What’s more, another in a long series of provocation studies just found that people can’t actually tell from their symptoms whether an electric field is on or off. In these experiments, researchers place an electric device in the same room with a volunteer but don’t tell them whether it’s on or off. Even volunteers who insist that they are electrohypersensitive and cannot tolerate the proximity of, say, Wi-fi routers, couldn’t tell the difference. (And there might be alternate explanations for the bleeding trees too.)
It was for this reason that a recent review paper pondered whether hypersensitivity to EMF results from wireless systems and electrical devices or is instead psychosomatic or fictitious.
In 30 years, 25,000 studies have failed to find a definitive link between adverse health effects and “dirty electricity.”
But these are not enough to placate fears. As the WHO states, that’s because the studies don’t rule out the possibility of very small risks. Human health studies are bad at distinguishing a small effect from no effect at all. The WHO document includes a quote from Barnabas Kunsch that elegantly encapsulates the problem:
“The absence of evidence of detrimental effects does not seem to suffice in modern society. The evidence of their absence is demanded more and more instead”.
So basically, proving that electromagnetic fields have no effect is on par with trying to argue the nonexistence of God.
It gets worse. The WHO identifies another issue that contributes to the problem: weak positive results, “which however are inconsistent among each other. In that situation, scientists themselves are likely to be divided about the significance of the data.”
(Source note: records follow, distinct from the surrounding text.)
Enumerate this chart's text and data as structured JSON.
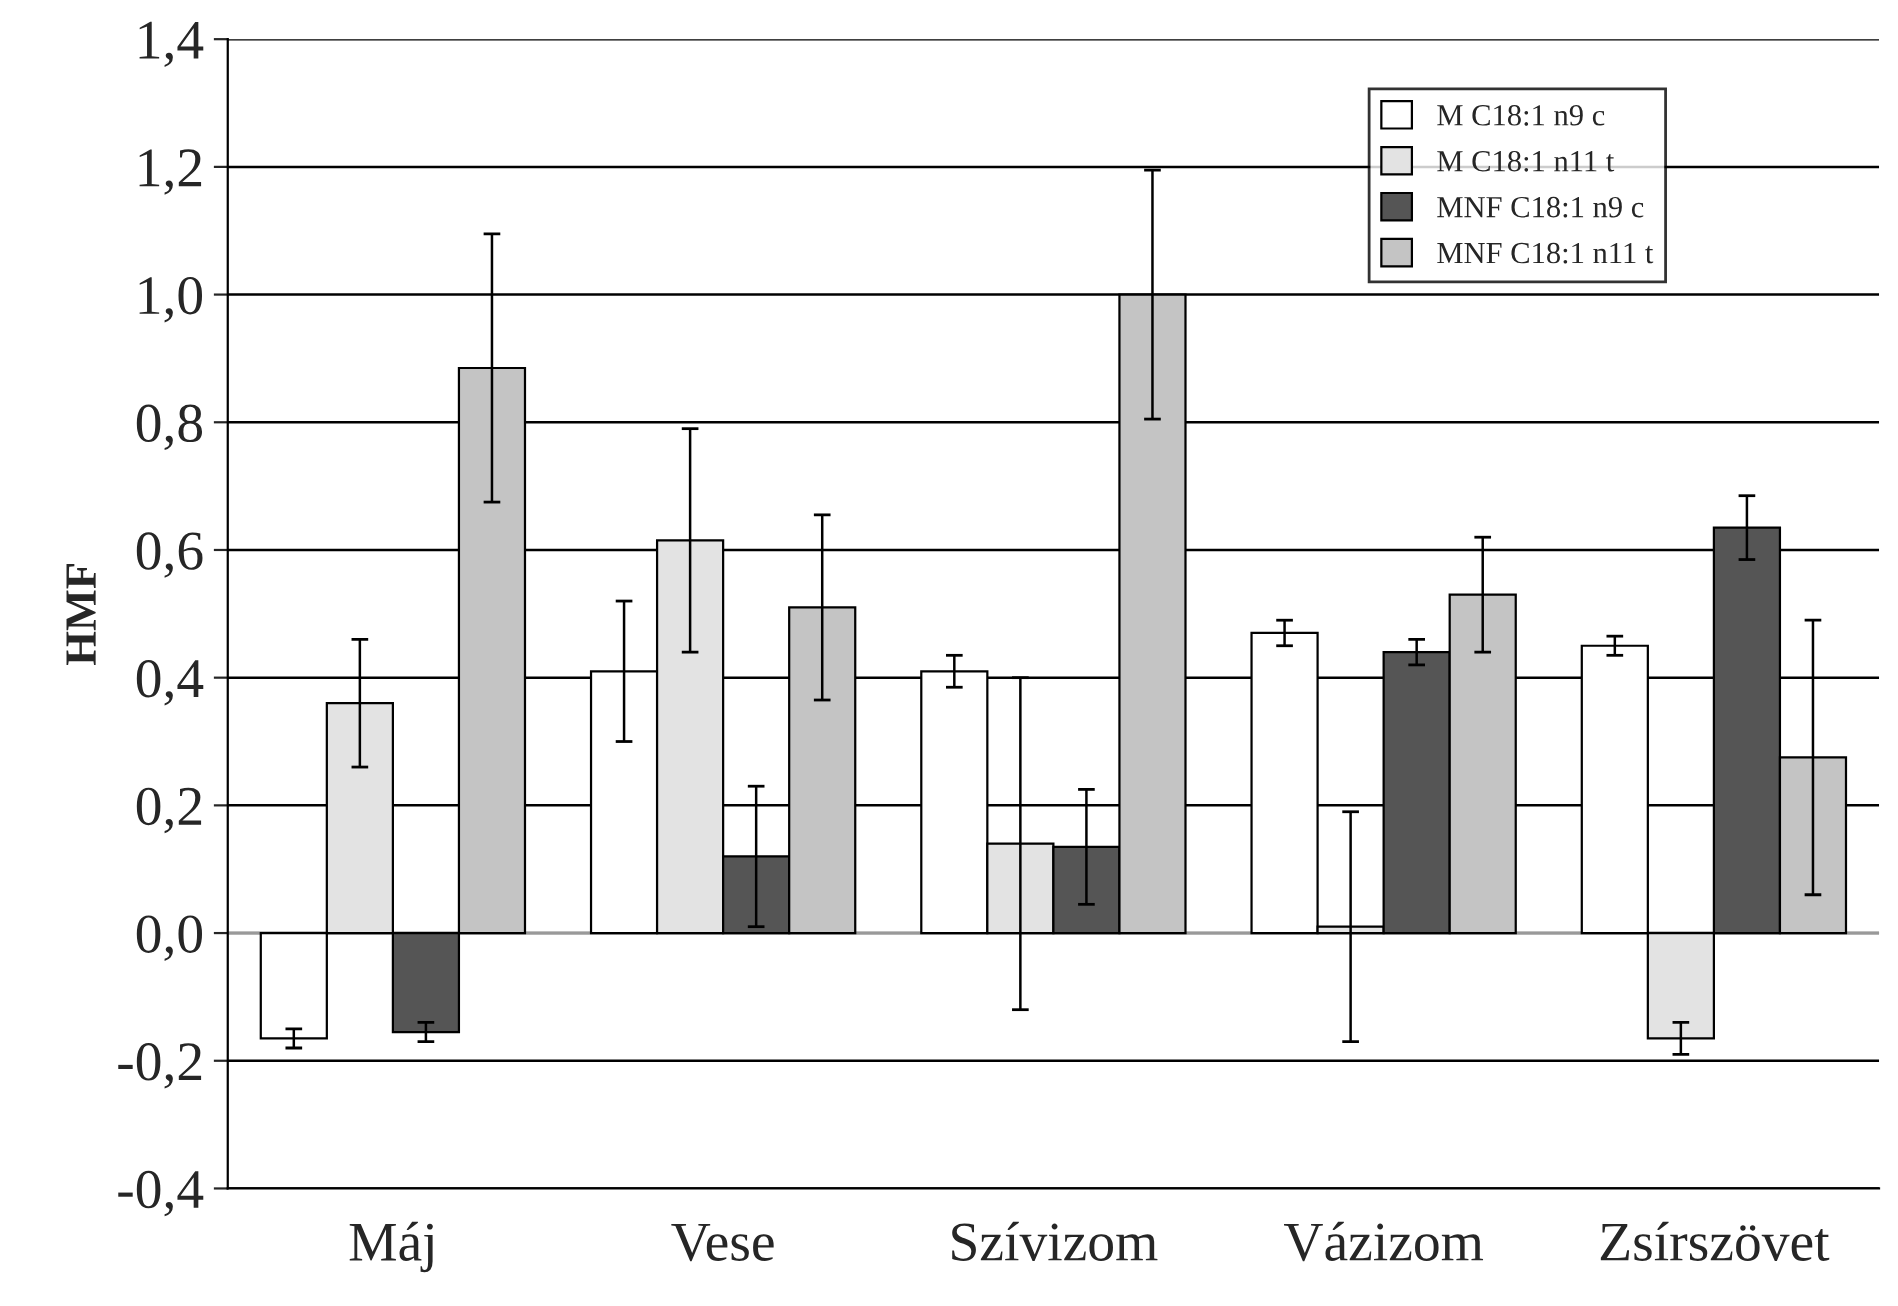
{
  "chart_data": {
    "type": "bar",
    "ylabel": "HMF",
    "categories": [
      "Máj",
      "Vese",
      "Szívizom",
      "Vázizom",
      "Zsírszövet"
    ],
    "series": [
      {
        "name": "M C18:1 n9 c",
        "color": "#ffffff",
        "values": [
          -0.165,
          0.41,
          0.41,
          0.47,
          0.45
        ],
        "errors": [
          0.015,
          0.11,
          0.025,
          0.02,
          0.015
        ]
      },
      {
        "name": "M C18:1 n11 t",
        "color": "#e3e3e3",
        "values": [
          0.36,
          0.615,
          0.14,
          0.01,
          -0.165
        ],
        "errors": [
          0.1,
          0.175,
          0.26,
          0.18,
          0.025
        ]
      },
      {
        "name": "MNF C18:1 n9 c",
        "color": "#555555",
        "values": [
          -0.155,
          0.12,
          0.135,
          0.44,
          0.635
        ],
        "errors": [
          0.015,
          0.11,
          0.09,
          0.02,
          0.05
        ]
      },
      {
        "name": "MNF C18:1 n11 t",
        "color": "#c4c4c4",
        "values": [
          0.885,
          0.51,
          1.0,
          0.53,
          0.275
        ],
        "errors": [
          0.21,
          0.145,
          0.195,
          0.09,
          0.215
        ]
      }
    ],
    "ylim": [
      -0.4,
      1.4
    ],
    "yticks": [
      {
        "value": -0.4,
        "label": "-0,4"
      },
      {
        "value": -0.2,
        "label": "-0,2"
      },
      {
        "value": 0,
        "label": "0,0"
      },
      {
        "value": 0.2,
        "label": "0,2"
      },
      {
        "value": 0.4,
        "label": "0,4"
      },
      {
        "value": 0.6,
        "label": "0,6"
      },
      {
        "value": 0.8,
        "label": "0,8"
      },
      {
        "value": 1.0,
        "label": "1,0"
      },
      {
        "value": 1.2,
        "label": "1,2"
      },
      {
        "value": 1.4,
        "label": "1,4"
      }
    ],
    "grid": "y",
    "legend": "top right"
  }
}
And that brings us back to epidemiologists. There is plenty of good epidemiology out there, but the electrosmog work isn’t an example of it. Like the little girl with the curl on her forehead, when epidemiologists are good, they’re very good. But when they’re bad, they’re horrid. The best example is the study that found that women enjoy more orgasms with high-earning men. (It was later retracted amid a sea of red-faced journal editors.)
What leads to the false positives that lead to the conclusions that later need to be withdrawn? Ben Goldacre thinks it has to do with a certain “flexibility” in data collection, which plagues a lot of disciplines (including epidemiology).
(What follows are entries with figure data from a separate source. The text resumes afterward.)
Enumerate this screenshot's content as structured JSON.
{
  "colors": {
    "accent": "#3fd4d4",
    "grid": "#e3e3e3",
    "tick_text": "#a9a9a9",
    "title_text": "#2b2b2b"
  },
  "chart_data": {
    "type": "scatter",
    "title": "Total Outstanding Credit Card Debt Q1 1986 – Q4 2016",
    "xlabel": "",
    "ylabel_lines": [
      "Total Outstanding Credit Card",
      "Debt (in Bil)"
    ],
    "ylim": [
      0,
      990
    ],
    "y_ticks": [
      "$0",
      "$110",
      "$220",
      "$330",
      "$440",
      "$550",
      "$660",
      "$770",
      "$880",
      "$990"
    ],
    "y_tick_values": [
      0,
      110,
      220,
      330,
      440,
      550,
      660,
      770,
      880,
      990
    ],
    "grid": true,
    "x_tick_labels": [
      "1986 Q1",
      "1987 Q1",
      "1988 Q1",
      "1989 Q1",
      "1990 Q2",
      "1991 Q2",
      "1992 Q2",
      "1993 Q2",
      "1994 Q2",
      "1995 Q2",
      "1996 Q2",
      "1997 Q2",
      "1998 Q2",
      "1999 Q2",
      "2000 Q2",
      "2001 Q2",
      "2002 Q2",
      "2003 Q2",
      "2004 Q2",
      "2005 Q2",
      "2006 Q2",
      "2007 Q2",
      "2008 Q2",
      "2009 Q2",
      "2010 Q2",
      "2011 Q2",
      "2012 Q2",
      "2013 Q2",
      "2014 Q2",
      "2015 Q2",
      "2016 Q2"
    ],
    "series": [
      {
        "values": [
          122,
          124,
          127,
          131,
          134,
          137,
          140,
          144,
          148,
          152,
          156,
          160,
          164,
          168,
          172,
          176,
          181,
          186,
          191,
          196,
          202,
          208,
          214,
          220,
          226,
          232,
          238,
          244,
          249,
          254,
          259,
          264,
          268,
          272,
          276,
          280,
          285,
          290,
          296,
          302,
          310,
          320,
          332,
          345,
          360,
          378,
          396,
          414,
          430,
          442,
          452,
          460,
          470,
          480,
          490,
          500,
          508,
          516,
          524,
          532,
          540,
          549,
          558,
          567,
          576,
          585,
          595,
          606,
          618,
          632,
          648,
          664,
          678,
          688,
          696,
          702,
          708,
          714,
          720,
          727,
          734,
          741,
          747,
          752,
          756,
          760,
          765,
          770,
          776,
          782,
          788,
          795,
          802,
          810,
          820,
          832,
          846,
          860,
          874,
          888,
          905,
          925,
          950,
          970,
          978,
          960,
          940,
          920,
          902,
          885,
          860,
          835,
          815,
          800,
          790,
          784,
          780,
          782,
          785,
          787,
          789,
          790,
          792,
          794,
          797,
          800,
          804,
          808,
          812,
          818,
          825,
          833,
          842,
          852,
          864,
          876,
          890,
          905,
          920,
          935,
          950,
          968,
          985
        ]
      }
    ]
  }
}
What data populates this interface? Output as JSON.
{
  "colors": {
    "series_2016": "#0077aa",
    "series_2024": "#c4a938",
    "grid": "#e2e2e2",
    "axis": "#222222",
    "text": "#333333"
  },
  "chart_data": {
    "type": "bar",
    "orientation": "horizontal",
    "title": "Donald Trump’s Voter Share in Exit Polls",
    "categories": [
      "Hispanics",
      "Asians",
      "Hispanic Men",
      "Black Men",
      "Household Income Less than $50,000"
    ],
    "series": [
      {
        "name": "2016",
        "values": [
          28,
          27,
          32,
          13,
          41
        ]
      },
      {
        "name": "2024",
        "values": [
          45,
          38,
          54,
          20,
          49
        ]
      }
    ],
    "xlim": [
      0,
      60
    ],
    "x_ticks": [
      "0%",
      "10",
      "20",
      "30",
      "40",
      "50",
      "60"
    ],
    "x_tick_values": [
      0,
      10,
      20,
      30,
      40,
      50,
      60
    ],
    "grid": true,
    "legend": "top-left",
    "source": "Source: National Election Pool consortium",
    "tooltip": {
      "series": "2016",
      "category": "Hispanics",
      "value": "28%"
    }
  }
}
Better standards for data collection and reporting will help. And Ed Yong and The Internet already had this argument earlier this year, but better inclusion of and reporting about replication studies would also help stave off panics such as the electrosmog issue.
But unfortunately, once it’s out there, it’s hard to put the cat back in the bag. Even when they’re retracted, studies like the gold-digger orgasm finding continue to “feel true” because they might underscore assumptions you always secretly had anyway. Kind of the same way you just assume pressing a hot, radiating device against the side of your head for several hours a day can’t end well.
So are some people extremely sensitive to electrical fields? Will we hit some critical mass of too many electronic devices where suddenly all our cells just explode?
Whatever you believe, there’s a study out there to bolster your opinion.
But look, at the very least just for God’s sake don’t buy anything. The many products marketed to help you repel electrosmog are about half a step away from a tinfoil hat. (I suspect the meters don’t work that well, either).
Anyway we all know the real danger comes from heavy electricity.